Sixteen new venues have been added to Manteca’s recreation repertoire by mid-2006. That means a lot for youth and adult sports enthusiasts who haven’t seen a major municipal recreation complex created in 20 years despite the city increasing its population by 55 percent.
It also may mean a lot for the pocketbook of Manteca workers and businesses as well as the cash-strapped city general fund coffers that cover the tab for everything from police and fire services to street repairs.
The Manteca Convention & Visitors Bureau has strengthened the Manteca Sports Commission’s ranks as it gears up to make bids for major amateur sporting events in the coming years.

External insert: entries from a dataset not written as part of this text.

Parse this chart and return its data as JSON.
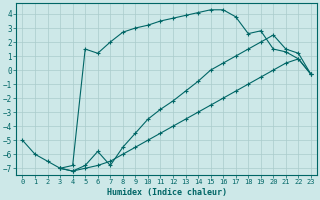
{
  "xlabel": "Humidex (Indice chaleur)",
  "bg_color": "#cde8e8",
  "grid_color": "#aacccc",
  "line_color": "#006666",
  "xlim": [
    -0.5,
    23.5
  ],
  "ylim": [
    -7.5,
    4.8
  ],
  "xticks": [
    0,
    1,
    2,
    3,
    4,
    5,
    6,
    7,
    8,
    9,
    10,
    11,
    12,
    13,
    14,
    15,
    16,
    17,
    18,
    19,
    20,
    21,
    22,
    23
  ],
  "yticks": [
    -7,
    -6,
    -5,
    -4,
    -3,
    -2,
    -1,
    0,
    1,
    2,
    3,
    4
  ],
  "line2_x": [
    0,
    1,
    2,
    3,
    4,
    5,
    6,
    7,
    8,
    9,
    10,
    11,
    12,
    13,
    14,
    15,
    16,
    17,
    18,
    19,
    20,
    21,
    22,
    23
  ],
  "line2_y": [
    -5.0,
    -6.0,
    -6.5,
    -7.0,
    -6.8,
    1.5,
    1.2,
    2.0,
    2.7,
    3.0,
    3.2,
    3.5,
    3.7,
    3.9,
    4.1,
    4.3,
    4.3,
    3.8,
    2.6,
    2.8,
    1.5,
    1.3,
    0.8,
    -0.3
  ],
  "line1_x": [
    3,
    4,
    5,
    6,
    7,
    8,
    9,
    10,
    11,
    12,
    13,
    14,
    15,
    16,
    17,
    18,
    19,
    20,
    21,
    22,
    23
  ],
  "line1_y": [
    -7.0,
    -7.2,
    -7.0,
    -6.8,
    -6.5,
    -6.0,
    -5.5,
    -5.0,
    -4.5,
    -4.0,
    -3.5,
    -3.0,
    -2.5,
    -2.0,
    -1.5,
    -1.0,
    -0.5,
    0.0,
    0.5,
    0.8,
    -0.3
  ],
  "line3_x": [
    3,
    4,
    5,
    6,
    7,
    8,
    9,
    10,
    11,
    12,
    13,
    14,
    15,
    16,
    17,
    18,
    19,
    20,
    21,
    22,
    23
  ],
  "line3_y": [
    -7.0,
    -7.2,
    -6.8,
    -5.8,
    -6.8,
    -5.5,
    -4.5,
    -3.5,
    -2.8,
    -2.2,
    -1.5,
    -0.8,
    0.0,
    0.5,
    1.0,
    1.5,
    2.0,
    2.5,
    1.5,
    1.2,
    -0.3
  ]
}
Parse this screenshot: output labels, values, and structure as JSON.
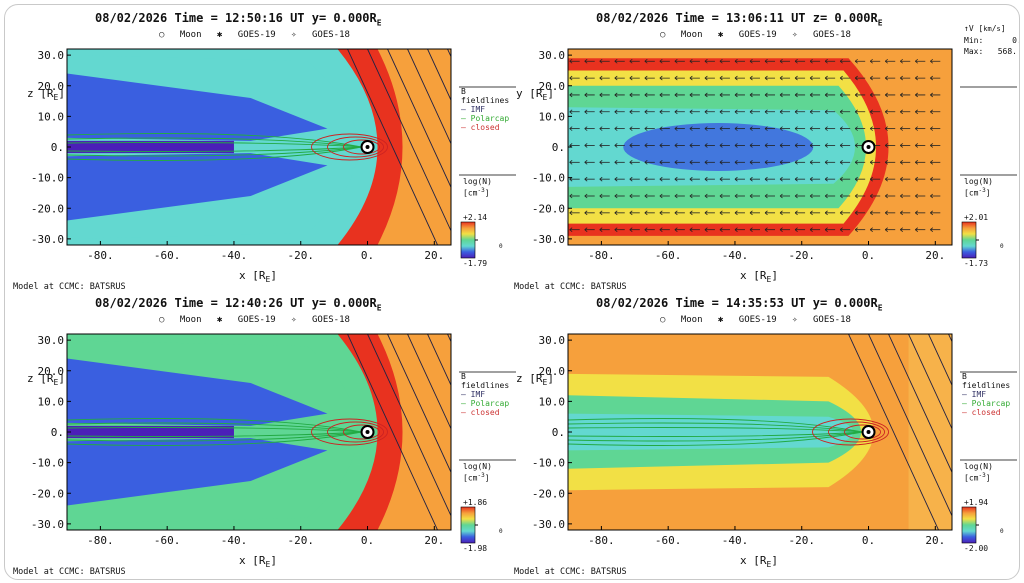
{
  "chart_data": [
    {
      "type": "heatmap",
      "title": "08/02/2026 Time = 12:50:16 UT y= 0.000R",
      "title_sub": "E",
      "legend": [
        "Moon",
        "GOES-19",
        "GOES-18"
      ],
      "xlabel": "x [R",
      "xlabel_sub": "E",
      "ylabel": "z [R",
      "ylabel_sub": "E",
      "xlim": [
        -90,
        25
      ],
      "ylim": [
        -32,
        32
      ],
      "xticks": [
        "-80.",
        "-60.",
        "-40.",
        "-20.",
        "0.",
        "20."
      ],
      "yticks": [
        "30.0",
        "20.0",
        "10.0",
        "0.",
        "-10.0",
        "-20.0",
        "-30.0"
      ],
      "xtick_values": [
        -80,
        -60,
        -40,
        -20,
        0,
        20
      ],
      "ytick_values": [
        30,
        20,
        10,
        0,
        -10,
        -20,
        -30
      ],
      "field_legend": {
        "title": "B fieldlines",
        "imf": "IMF",
        "polarcap": "Polarcap",
        "closed": "closed"
      },
      "colorbar": {
        "label": "log(N)",
        "unit": "[cm",
        "unit_sup": "-3",
        "max": "+2.14",
        "min": "-1.79",
        "mid": "0"
      },
      "credit": "Model at CCMC: BATSRUS",
      "overlay": "fieldlines",
      "background": "#63d8d0"
    },
    {
      "type": "heatmap",
      "title": "08/02/2026 Time = 13:06:11 UT z= 0.000R",
      "title_sub": "E",
      "legend": [
        "Moon",
        "GOES-19",
        "GOES-18"
      ],
      "xlabel": "x [R",
      "xlabel_sub": "E",
      "ylabel": "y [R",
      "ylabel_sub": "E",
      "xlim": [
        -90,
        25
      ],
      "ylim": [
        -32,
        32
      ],
      "xticks": [
        "-80.",
        "-60.",
        "-40.",
        "-20.",
        "0.",
        "20."
      ],
      "yticks": [
        "30.0",
        "20.0",
        "10.0",
        "0.",
        "-10.0",
        "-20.0",
        "-30.0"
      ],
      "xtick_values": [
        -80,
        -60,
        -40,
        -20,
        0,
        20
      ],
      "ytick_values": [
        30,
        20,
        10,
        0,
        -10,
        -20,
        -30
      ],
      "velocity_legend": {
        "label": "V [",
        "unit": "km",
        "unit_den": "s",
        "min_label": "Min:",
        "min_value": "0.",
        "max_label": "Max:",
        "max_value": "568."
      },
      "colorbar": {
        "label": "log(N)",
        "unit": "[cm",
        "unit_sup": "-3",
        "max": "+2.01",
        "min": "-1.73",
        "mid": "0"
      },
      "credit": "Model at CCMC: BATSRUS",
      "overlay": "vectors",
      "background": "#f6a03c"
    },
    {
      "type": "heatmap",
      "title": "08/02/2026 Time = 12:40:26 UT y= 0.000R",
      "title_sub": "E",
      "legend": [
        "Moon",
        "GOES-19",
        "GOES-18"
      ],
      "xlabel": "x [R",
      "xlabel_sub": "E",
      "ylabel": "z [R",
      "ylabel_sub": "E",
      "xlim": [
        -90,
        25
      ],
      "ylim": [
        -32,
        32
      ],
      "xticks": [
        "-80.",
        "-60.",
        "-40.",
        "-20.",
        "0.",
        "20."
      ],
      "yticks": [
        "30.0",
        "20.0",
        "10.0",
        "0.",
        "-10.0",
        "-20.0",
        "-30.0"
      ],
      "xtick_values": [
        -80,
        -60,
        -40,
        -20,
        0,
        20
      ],
      "ytick_values": [
        30,
        20,
        10,
        0,
        -10,
        -20,
        -30
      ],
      "field_legend": {
        "title": "B fieldlines",
        "imf": "IMF",
        "polarcap": "Polarcap",
        "closed": "closed"
      },
      "colorbar": {
        "label": "log(N)",
        "unit": "[cm",
        "unit_sup": "-3",
        "max": "+1.86",
        "min": "-1.98",
        "mid": "0"
      },
      "credit": "Model at CCMC: BATSRUS",
      "overlay": "fieldlines",
      "background": "#5fd694"
    },
    {
      "type": "heatmap",
      "title": "08/02/2026 Time = 14:35:53 UT y= 0.000R",
      "title_sub": "E",
      "legend": [
        "Moon",
        "GOES-19",
        "GOES-18"
      ],
      "xlabel": "x [R",
      "xlabel_sub": "E",
      "ylabel": "z [R",
      "ylabel_sub": "E",
      "xlim": [
        -90,
        25
      ],
      "ylim": [
        -32,
        32
      ],
      "xticks": [
        "-80.",
        "-60.",
        "-40.",
        "-20.",
        "0.",
        "20."
      ],
      "yticks": [
        "30.0",
        "20.0",
        "10.0",
        "0.",
        "-10.0",
        "-20.0",
        "-30.0"
      ],
      "xtick_values": [
        -80,
        -60,
        -40,
        -20,
        0,
        20
      ],
      "ytick_values": [
        30,
        20,
        10,
        0,
        -10,
        -20,
        -30
      ],
      "field_legend": {
        "title": "B fieldlines",
        "imf": "IMF",
        "polarcap": "Polarcap",
        "closed": "closed"
      },
      "colorbar": {
        "label": "log(N)",
        "unit": "[cm",
        "unit_sup": "-3",
        "max": "+1.94",
        "min": "-2.00",
        "mid": "0"
      },
      "credit": "Model at CCMC: BATSRUS",
      "overlay": "fieldlines",
      "background": "#f7b24a"
    }
  ],
  "colors": {
    "magenta_deep": "#4b1fb8",
    "blue": "#3a5fe0",
    "cyan": "#63d8d0",
    "green": "#5fd694",
    "yellow": "#f2e045",
    "orange": "#f6a03c",
    "red": "#e8321f",
    "field_imf": "#222244",
    "field_polarcap": "#22aa44",
    "field_closed": "#cc2222"
  }
}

An amateur sporting event — such as the two-day youth soccer tournament conducted last February — can easily infuse $300,000 into the Manteca economy through motel, food, gas, and entertainment expenditures by the out-of-town participants.
Two major additions to the city park system — Woodward Park with eight regulation soccer fields (including two fields being lighted this year) and the Big League Dreams sports complex with six softball fields, an indoor sports pavilion, two soccer fields, and an outdoor arena soccer field — will give Manteca the ability to aggressively go after bigger youth and amateur regional tournaments that tend to draw hundreds, and sometimes thousands, of weekend participants, parents, and fans.
The city is also reviewing plans for a major bicycle BMX facility that AKF Development will help put in place as part of its Spreckels Park development agreement in the 10-acre storm retention basin storm retention at Moffat Boulevard and Spreckels Avenue.